館内はゆったりとしたスペースで地階もあり、ワッツの生涯の画業を一望できます。彫刻家でもあった彼の彫刻作品展示室もあり、大作やブロンズ像も散見されました。

添付のヴァイオレット・リンゼイは第24代クロフォード伯爵の孫でこの時23歳。この絵の描かれた3年後に結婚してラトランド公爵夫人となります。

「クリュティエ」はワッツが好んだ神話で彼の彫刻中、最も有名なものです。

クリュティエとはギリシャ神話中の水の妖精で、太陽の神アポロに愛されますが、やがて捨てられてしまいます。

彼女は9日間、冷たい地面に座ったままで、何も食べず、何も飲まず、只ひたすら、太陽を見つめ続けます。ついに彼女はその場で根を生やし、ひまわりとなり、日が昇ると太陽神アポロを日がな一日追いかけるようになるのです。

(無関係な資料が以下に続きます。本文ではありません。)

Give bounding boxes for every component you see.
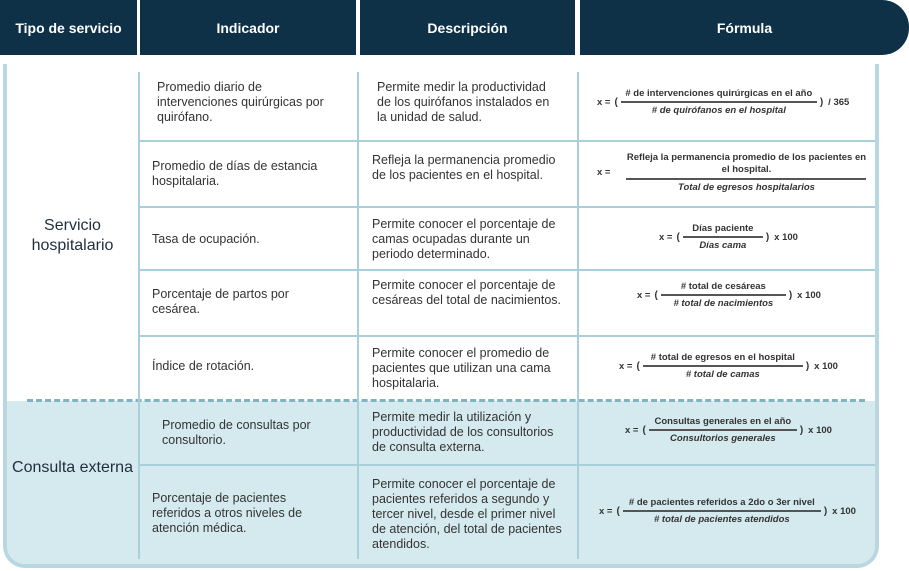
row-1-descripcion: Permite medir la productividad de los quirófanos instalados en la unidad de salud.: [377, 80, 550, 124]
row-5-indicador: Índice de rotación.: [152, 359, 255, 373]
group-consulta-externa: Consulta externa: [12, 459, 133, 476]
row-7-formula: x = ( $\frac{\text{\# de pacientes referidos a 2do o 3er nivel}}{\text{\# total de pacientes atendidos}}$ ) x 100: [599, 497, 856, 525]
col-divider: [357, 72, 359, 559]
row-6-formula: x = ( $\frac{\text{Consultas generales en el año}}{\text{Consultorios generales}}$ ) x 100: [625, 416, 832, 444]
row-divider: [138, 206, 879, 208]
row-2-indicador: Promedio de días de estancia hospitalaria.: [152, 159, 318, 188]
row-divider: [138, 269, 879, 271]
table-header: [0, 0, 909, 55]
row-3-descripcion: Permite conocer el porcentaje de camas ocupadas durante un periodo determinado.: [372, 217, 556, 261]
header-tipo: Tipo de servicio: [0, 0, 137, 55]
row-divider: [138, 140, 879, 142]
row-1-indicador: Promedio diario de intervenciones quirúrgicas por quirófano.: [157, 80, 324, 124]
row-6-indicador: Promedio de consultas por consultorio.: [162, 418, 311, 447]
row-7-indicador: Porcentaje de pacientes referidos a otros niveles de atención médica.: [152, 491, 303, 535]
row-3-formula: x = ( $\frac{\text{Días paciente}}{\text{Días cama}}$ ) x 100: [659, 223, 798, 251]
row-1-formula: x = ( $\frac{\text{\# de intervenciones quirúrgicas en el año}}{\text{\# de quirófanos en el hospital}}$ ) / 365: [597, 88, 850, 116]
row-4-descripcion: Permite conocer el porcentaje de cesáreas del total de nacimientos.: [372, 278, 561, 307]
header-descripcion: Descripción: [360, 0, 575, 55]
row-2-formula: x = Refleja la permanencia promedio de los pacientes en el hospital. Total de egresos hospitalarios: [597, 152, 867, 193]
header-indicador: Indicador: [140, 0, 356, 55]
group-servicio-hospitalario: Servicio hospitalario: [31, 217, 114, 254]
row-6-descripcion: Permite medir la utilización y productividad de los consultorios de consulta externa.: [372, 410, 554, 454]
col-divider: [138, 72, 140, 559]
section-divider: [27, 399, 865, 402]
row-4-indicador: Porcentaje de partos por cesárea.: [152, 287, 289, 316]
row-2-descripcion: Refleja la permanencia promedio de los pacientes en el hospital.: [372, 153, 556, 182]
header-formula: Fórmula: [580, 0, 909, 55]
row-7-descripcion: Permite conocer el porcentaje de pacientes referidos a segundo y tercer nivel, desde el primer nivel de atención, del total de pacientes atendidos.: [372, 477, 562, 551]
row-divider: [138, 464, 879, 466]
row-5-formula: x = ( $\frac{\text{\# total de egresos en el hospital}}{\text{\# total de camas}}$ ) x 100: [619, 352, 838, 380]
col-divider: [577, 72, 579, 559]
row-4-formula: x = ( $\frac{\text{\# total de cesáreas}}{\text{\# total de nacimientos}}$ ) x 100: [637, 281, 821, 309]
row-divider: [138, 335, 879, 337]
table-body: [3, 64, 879, 568]
row-3-indicador: Tasa de ocupación.: [152, 232, 260, 246]
row-5-descripcion: Permite conocer el promedio de pacientes que utilizan una cama hospitalaria.: [372, 346, 551, 390]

ところでワッツ・ギャラリーとド・モーガン財団との協定で2014年からギャラリーの一室をド・モーガン夫妻の作品が占有しており、2015年からはド・モーガン財団事務所もこの美術館内の建物に入居しています。

ギャラリー入口直ぐ右手にド・モーガン・コレクションの収まる一室がありました。イーヴリンの油彩画9作品とウイリアム作の陶器やタイルが展示されています。

イーヴリンの最高傑作の一つ、「ナクソス島のアリアドネ」がありました。

ギリシャ神話によると、クレタの王女アリアドネは、ミノタウロスの犠牲としてクレタに連れて来られたアテナイの王子テセウスに恋をします。

アリアドネはテセウスの怪物退治を助け、ともにクレタ島を脱出しますが、テセウスはアリアドネを見捨て、ナクソス島に置き去りにしてしまうのです。

アリアドネがひとり海岸で嘆き悲しんでいると、通りがかった酒神バッカスに、その美しさを見初められ、妻に迎え入れられたということです。

ウイリアム・ド・モーガンの54歳時の肖像画もありました。